Announced on 20 March, the funding will be used to expand the capacity of the Oxfordshire-based centre (pictured) so that it can make up to 70 million doses within a six-month period as well as to speed up its deployment.
The funding brings the government’s total investment in the centre to £215m.
The announcement came as it was revealed that half of all adults in the UK have received their first dose of a Covid-19 vaccine.
Between 8 December and 19 March a total of 26.8 million people received first doses, while 2.1 million people have had their second dose so far.
According to the government, the UK is now on track to achieve the prime minister’s target of offering the vaccine to all over-50s by 15 April, as well as all adults by the end of July.
“Vaccinating over half of all adults is a phenomenal achievement and is testament to the mammoth efforts of the NHS, GPs, volunteers, local authorities and civil servants in every corner of the UK,” said health secretary Matt Hancock.
“It shows the strength of the Union and what can be achieved when we work together as one United Kingdom to protect those most at risk.
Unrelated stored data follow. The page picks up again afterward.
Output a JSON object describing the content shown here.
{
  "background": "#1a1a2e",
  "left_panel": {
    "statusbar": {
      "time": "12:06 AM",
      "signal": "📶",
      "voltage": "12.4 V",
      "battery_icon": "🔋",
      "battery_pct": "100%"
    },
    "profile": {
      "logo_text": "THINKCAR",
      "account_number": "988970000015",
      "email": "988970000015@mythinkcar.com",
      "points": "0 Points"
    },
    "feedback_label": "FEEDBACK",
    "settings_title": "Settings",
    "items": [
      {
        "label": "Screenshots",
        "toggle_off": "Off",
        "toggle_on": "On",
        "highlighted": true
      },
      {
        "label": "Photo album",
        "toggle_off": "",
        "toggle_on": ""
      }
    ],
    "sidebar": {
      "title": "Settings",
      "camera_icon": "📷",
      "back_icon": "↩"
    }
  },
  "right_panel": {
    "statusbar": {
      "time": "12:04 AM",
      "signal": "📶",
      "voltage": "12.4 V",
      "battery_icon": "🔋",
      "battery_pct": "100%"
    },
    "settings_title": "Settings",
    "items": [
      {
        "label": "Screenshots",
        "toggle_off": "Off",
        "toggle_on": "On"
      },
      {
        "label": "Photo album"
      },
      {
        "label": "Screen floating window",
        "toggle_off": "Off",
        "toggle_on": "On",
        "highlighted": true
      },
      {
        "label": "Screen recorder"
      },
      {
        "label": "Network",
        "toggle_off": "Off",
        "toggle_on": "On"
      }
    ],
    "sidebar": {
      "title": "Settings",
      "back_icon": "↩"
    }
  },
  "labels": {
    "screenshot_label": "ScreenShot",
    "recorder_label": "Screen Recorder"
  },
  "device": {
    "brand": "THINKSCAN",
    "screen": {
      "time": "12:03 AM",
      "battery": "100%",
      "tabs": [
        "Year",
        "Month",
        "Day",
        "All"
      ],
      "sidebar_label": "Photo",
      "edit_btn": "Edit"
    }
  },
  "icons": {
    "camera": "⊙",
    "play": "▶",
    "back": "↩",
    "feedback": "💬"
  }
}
But the job is not done yet.”
Funding for clinical trials
The government has also announced a £3.2m investment in two clinical trials aimed at developing treatments to prevent vulnerable people catching Covid-19.
The PROTECT-V trial, run by the University of Cambridge, will look at potential Covid-19 treatments’ effectiveness in reducing the spread of the virus among immunocompromised groups.
While the PROTECT-CH trial, run by the University of Nottingham, will also look at treatments for reducing transmission and serious illness from the virus, for care homes, their residents and staff.
Innovation minister at the health department, James Bethell, said the trials would provide the government “with invaluable data” so vulnerable groups “get every possible form of defence against the virus”.
“I urge as many care homes and eligible people to sign up for these trials as possible, and to play a part in securing future treatments for the most at-risk in our society.”
Meanwhile, BCS, The Chartered Institute for IT, warned against the misuse of digital vaccine passports, which it said raise “ethical and data privacy challenges”.
“It is not necessary to create any central digital identifiers for vaccine validation purposes, but some countries may be tempted to,” said Adam Leon Smith, chair of BCS’s Software Testing Group.
“One reason that healthcare authorities might want to identify people centrally is to manage the vaccination process itself, another might be to exclude vaccinated individuals from particular mass testing activities.
“But then you can easily imagine how this data might be joined with other information, such as address, or key worker status. All with sensible intentions, but care needs to be taken that this data is not misused.”